According to many LAN administrators, a solution of superhero proportions is needed. In many corporations over the past year, superservers have come to the rescue. Superservers are being called upon to support increasingly complex network applications and ever more end-users.
Initially introduced as a technology to consolidate multiple LAN servers in a single, easily managed, highly reliable box, superservers today are being used for everything from relational databases and workflow activities to electronic messaging and bulletin boards. More significantly, they have become serious contenders in the downsizing arena and a reliable platform for production-oriented client/server computing.
HIGH AVAILABILITY. Superservers cover a range of technologies from souped-up PC servers with enhanced architectures that support high-speed I/O and memory requirements to specialized devices with optimized bus designs and multiprocessing CPUs.
Those most frequently used in PC LANs sport multiple Intel processors along with a proprietary, high-speed internal bus. They provide gigabytes of disk storage, often in the form of redundant array of inexpensive drives (RAID) technology. They provide high availability and data reliability features such as disk mirroring, error checking and correction (ECC) memory, and on-line disk replacement. Increasingly they offer sophisticated diagnostic and management tools.

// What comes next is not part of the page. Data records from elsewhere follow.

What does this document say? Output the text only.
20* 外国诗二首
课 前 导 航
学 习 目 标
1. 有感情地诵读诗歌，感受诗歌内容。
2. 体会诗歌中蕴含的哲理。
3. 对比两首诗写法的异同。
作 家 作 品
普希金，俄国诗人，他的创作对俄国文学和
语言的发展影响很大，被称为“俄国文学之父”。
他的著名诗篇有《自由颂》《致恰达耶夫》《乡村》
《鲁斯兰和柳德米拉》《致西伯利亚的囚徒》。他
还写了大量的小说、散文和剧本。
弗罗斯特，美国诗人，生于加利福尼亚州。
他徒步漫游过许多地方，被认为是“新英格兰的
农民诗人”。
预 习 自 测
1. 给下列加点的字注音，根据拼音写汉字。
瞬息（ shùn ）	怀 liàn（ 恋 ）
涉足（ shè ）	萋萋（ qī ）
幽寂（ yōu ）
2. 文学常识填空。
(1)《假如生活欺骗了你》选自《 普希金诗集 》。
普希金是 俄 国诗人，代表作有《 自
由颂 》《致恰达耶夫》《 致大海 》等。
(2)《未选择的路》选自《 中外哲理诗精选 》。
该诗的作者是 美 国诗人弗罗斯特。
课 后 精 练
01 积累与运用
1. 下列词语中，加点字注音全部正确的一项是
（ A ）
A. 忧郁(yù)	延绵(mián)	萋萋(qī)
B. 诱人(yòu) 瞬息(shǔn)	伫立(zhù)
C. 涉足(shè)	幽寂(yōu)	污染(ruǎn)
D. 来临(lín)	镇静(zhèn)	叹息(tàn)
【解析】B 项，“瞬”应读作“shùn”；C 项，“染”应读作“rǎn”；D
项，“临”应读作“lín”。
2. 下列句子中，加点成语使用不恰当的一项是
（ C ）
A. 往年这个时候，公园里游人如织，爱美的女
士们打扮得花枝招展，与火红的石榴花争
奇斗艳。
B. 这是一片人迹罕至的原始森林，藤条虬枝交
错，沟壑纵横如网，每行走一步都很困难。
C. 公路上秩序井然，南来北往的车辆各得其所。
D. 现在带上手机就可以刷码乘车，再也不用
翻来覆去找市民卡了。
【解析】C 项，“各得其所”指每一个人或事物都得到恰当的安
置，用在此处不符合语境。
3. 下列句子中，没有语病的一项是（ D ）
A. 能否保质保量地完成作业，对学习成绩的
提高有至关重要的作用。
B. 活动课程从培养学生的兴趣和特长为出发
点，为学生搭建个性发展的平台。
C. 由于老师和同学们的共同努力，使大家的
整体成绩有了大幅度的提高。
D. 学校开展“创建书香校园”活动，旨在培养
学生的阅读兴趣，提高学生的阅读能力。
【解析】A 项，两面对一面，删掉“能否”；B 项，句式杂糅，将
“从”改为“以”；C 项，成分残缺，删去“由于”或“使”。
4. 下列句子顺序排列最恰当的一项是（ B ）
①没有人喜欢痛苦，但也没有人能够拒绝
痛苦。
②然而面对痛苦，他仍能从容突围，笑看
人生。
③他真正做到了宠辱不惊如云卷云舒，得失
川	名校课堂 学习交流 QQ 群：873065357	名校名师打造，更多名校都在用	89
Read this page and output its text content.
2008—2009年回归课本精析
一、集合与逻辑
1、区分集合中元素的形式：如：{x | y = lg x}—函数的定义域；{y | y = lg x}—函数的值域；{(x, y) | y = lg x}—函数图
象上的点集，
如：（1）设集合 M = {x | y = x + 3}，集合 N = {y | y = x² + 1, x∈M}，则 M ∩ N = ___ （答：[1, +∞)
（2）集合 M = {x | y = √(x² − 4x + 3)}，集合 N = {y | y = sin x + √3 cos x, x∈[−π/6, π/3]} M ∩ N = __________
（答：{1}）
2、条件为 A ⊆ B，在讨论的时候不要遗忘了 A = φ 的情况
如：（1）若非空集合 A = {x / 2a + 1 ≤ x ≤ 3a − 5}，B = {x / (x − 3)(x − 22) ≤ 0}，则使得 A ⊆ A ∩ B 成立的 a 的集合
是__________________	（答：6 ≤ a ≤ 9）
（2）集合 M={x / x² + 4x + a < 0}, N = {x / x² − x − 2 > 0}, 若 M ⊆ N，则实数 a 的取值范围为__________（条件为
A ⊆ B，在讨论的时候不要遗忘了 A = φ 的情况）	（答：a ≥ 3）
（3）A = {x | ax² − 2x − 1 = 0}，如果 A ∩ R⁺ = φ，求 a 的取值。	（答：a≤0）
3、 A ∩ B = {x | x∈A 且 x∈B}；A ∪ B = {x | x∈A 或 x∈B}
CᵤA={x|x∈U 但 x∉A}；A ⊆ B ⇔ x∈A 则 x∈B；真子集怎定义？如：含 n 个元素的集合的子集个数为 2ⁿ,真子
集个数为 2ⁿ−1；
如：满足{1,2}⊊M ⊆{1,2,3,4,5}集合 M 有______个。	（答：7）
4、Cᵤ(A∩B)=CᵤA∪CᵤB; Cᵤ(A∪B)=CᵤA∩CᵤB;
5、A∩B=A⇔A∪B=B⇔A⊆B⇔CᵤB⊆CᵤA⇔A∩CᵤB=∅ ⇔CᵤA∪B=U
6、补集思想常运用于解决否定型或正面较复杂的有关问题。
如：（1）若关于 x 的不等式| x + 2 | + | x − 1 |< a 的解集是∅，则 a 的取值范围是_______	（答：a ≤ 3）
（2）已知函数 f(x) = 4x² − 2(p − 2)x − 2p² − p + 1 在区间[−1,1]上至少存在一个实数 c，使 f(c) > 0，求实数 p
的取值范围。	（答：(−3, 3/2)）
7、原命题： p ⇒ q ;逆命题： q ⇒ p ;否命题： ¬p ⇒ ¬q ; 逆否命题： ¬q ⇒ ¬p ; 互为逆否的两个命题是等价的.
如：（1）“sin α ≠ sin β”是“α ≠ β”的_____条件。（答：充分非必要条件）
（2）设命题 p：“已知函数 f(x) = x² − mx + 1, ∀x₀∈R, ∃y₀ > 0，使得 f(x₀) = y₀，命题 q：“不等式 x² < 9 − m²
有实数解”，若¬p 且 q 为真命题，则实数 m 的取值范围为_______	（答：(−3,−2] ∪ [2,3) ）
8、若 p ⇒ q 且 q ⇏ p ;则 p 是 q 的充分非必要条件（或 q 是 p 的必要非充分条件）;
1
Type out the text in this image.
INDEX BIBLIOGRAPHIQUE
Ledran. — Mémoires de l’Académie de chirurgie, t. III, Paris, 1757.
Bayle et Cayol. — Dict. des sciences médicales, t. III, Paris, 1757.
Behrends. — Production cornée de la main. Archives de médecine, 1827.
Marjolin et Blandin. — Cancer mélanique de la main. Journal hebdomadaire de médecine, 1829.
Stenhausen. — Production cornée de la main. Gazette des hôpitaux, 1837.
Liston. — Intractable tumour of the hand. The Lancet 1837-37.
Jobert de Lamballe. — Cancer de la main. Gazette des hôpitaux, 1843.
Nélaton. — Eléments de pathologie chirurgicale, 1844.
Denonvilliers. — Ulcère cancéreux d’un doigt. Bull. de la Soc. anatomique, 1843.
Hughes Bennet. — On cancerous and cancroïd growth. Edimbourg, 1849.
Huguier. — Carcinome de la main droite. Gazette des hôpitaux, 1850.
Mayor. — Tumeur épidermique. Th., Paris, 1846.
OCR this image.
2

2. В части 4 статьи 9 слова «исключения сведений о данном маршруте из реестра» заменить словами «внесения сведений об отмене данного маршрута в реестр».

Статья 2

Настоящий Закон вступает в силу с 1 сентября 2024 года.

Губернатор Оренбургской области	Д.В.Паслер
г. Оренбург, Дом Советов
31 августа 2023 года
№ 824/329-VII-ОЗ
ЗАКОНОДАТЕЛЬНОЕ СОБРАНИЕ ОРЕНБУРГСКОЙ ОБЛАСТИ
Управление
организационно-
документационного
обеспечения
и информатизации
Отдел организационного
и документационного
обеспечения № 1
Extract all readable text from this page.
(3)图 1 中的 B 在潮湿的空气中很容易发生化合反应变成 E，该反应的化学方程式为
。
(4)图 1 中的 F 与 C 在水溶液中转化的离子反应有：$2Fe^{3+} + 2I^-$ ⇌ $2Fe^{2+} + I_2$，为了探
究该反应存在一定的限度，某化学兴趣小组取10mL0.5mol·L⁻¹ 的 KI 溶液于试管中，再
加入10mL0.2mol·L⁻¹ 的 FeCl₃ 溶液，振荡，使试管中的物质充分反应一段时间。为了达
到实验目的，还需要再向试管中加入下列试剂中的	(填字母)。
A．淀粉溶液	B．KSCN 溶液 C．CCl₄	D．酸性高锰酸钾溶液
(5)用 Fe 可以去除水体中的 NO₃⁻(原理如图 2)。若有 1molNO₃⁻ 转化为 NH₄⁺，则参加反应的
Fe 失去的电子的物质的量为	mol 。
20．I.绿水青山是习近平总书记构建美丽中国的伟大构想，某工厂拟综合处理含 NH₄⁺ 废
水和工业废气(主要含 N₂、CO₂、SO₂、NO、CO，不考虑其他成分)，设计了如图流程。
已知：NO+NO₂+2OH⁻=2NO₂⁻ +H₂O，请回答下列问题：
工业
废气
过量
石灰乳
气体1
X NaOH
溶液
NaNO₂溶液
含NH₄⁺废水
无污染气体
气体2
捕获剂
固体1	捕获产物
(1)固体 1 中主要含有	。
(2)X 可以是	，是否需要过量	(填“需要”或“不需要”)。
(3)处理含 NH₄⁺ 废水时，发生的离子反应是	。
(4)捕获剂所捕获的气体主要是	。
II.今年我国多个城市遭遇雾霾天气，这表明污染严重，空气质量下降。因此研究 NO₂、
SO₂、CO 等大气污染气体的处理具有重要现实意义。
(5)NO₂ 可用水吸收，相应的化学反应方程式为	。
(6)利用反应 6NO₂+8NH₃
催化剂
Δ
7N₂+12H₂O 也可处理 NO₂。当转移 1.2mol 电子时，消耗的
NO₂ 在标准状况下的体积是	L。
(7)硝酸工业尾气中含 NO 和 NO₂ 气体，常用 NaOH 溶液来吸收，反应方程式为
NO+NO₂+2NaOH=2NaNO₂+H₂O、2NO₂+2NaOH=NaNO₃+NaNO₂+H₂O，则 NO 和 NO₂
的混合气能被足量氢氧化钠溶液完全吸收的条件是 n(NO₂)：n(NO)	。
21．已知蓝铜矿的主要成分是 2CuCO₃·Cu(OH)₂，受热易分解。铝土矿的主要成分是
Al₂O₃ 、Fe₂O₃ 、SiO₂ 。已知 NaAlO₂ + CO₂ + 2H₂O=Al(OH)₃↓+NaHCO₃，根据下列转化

Superservers typically run a general-purpose operating system such as OS/2 or Unix. They also support network operating systems such as Novell NetWare, Banyan Vines, IBM LAN Server, and Microsoft LAN Manager.
The growth of superservers has led to market segmentation. Various categories of superservers have emerged to meet increasing user demands. Tom Nolle, president of CIMI Corp., a Vorhees, N.J., research firm, divides superservers into three classes: the enhanced PC server, the high-availability server based on Intel CPUs, and proprietary multiprocessing systems.
SOUPED-UP PCs. At the low end are upscale PCs. Vendors pump them up with more memory and use tower cabinets that accommodate disk expansion, but they are essentially just big PCs, he says. Advanced Logic Research Inc., AST Research Inc., Everex Systems Inc., and other vendors of high-performance PCs are typical of this group. With rudimentary high-availability features, these machines are used primarily for server consolidation.
Since their introduction about three years ago, 75 percent of the superservers...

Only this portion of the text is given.